You are currently browsing the category archive for the ‘Montague’ category.

By the way, folks, one of the reasons I haven’t completed the Montague Grammar posts is that UCLA’s Terence Parsons has written an excellent introductory text on model-theoretic semantics which is available for free on his website. He even talks about more recent semantical concepts, though it doesn’t quite reach the pitch of abstraction of things like “Dynamic Montague Grammar“. Check it out.

After a longish break, the Montague Grammar series returns with the first installment discussing Montague’s actual analysis of his fragment of English. Montague’s analysis of nouns (proper and common) hinges on logical devices known as *generalized quantifiers*, which were first studied by Mostowski and Lindström in the 1960s. They noticed that some concepts, like “there exist uncountably many X”, were not definable in terms of the “ordinary” existential and universal quantifiers: new quantifiers, the generalized quantifiers, had to be introduced. Generalized quantifiers are not of a greater “order” than ordinary quantifiers: first-order generalized quantifiers make use of exactly the same model-theoretic framework as the ordinary quantifiers, but divvy up those structures in different ways. Montague’s logic is a “higher-order” intensional logic, but the same principles apply: his new quantificational devices do not fundamentally alter the theory of types on which they are based.

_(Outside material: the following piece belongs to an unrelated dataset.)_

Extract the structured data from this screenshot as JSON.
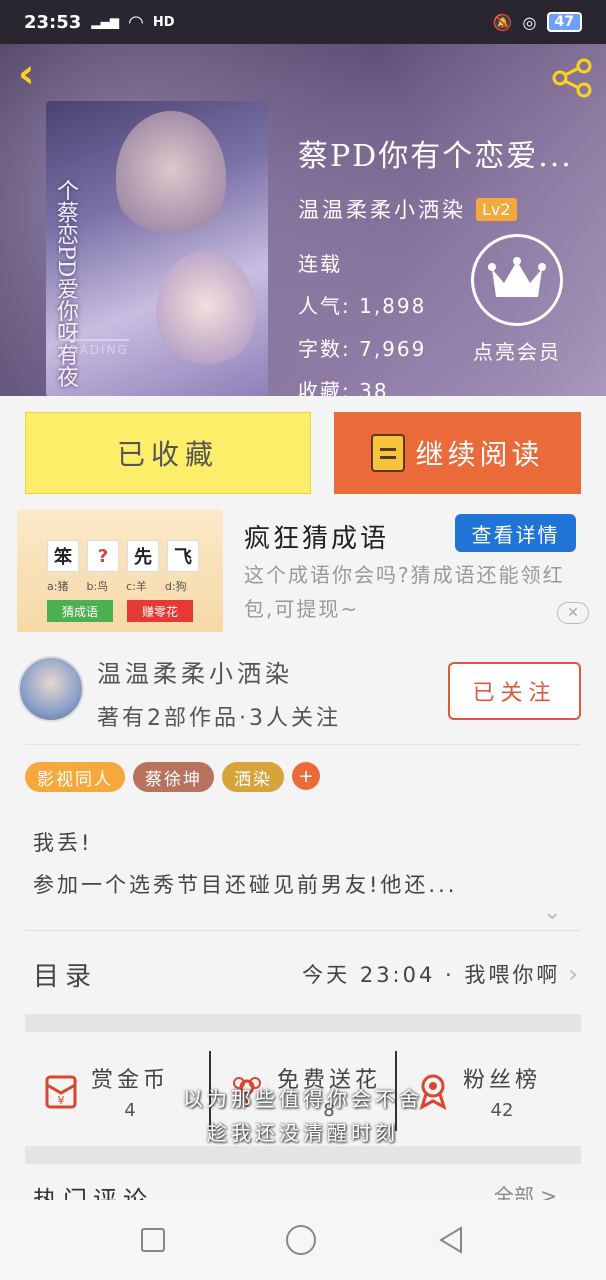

There are three generalized quantifiers introduced in PTQ. The first one is written with a combining inverted breve: Î. This symbolizes λuφ, the set of all objects where proposition φ holds when u is substituted for its variable. The second one is written with a circonflex, used in intensional logic to symbolize the intension of a word: ^uφ represents “the property of objects of type u expressed by φ”. The third generalized quantifier, written with an asterisk, applies the breve quantifier to properties of individual concepts (intensions): a* is equivalent to Î[I(^a)], or the set of properties which the intension of the term *a* (the function determining what object it is in various possible worlds) has. If we iterate the asterisk, we get the set of properties of properties of an individual concept (in PTQ this is written with a cursive P, and forms the basis of Montague’s semantic analysis of the word “to be”).

These devices are necessary to incorporate the “puzzles of intensionality” which motivated Montague Grammar, such as the difference between *de re* and *de dicto* readings of “John talks about a unicorn”, into its semantic analysis: in particular, the asterisk is used to symbolize the “meaning” of a word, since no matter whether one is using an expression in an extensional or an intensional context it can be defined by all the properties of its “sense”. (In early Montague Grammar seminars, they used to ask “What is the meaning of life?” and answer by writing “life*” on the chalkboard, but this really means that the meaning of life is everything that is true of every way it could be.)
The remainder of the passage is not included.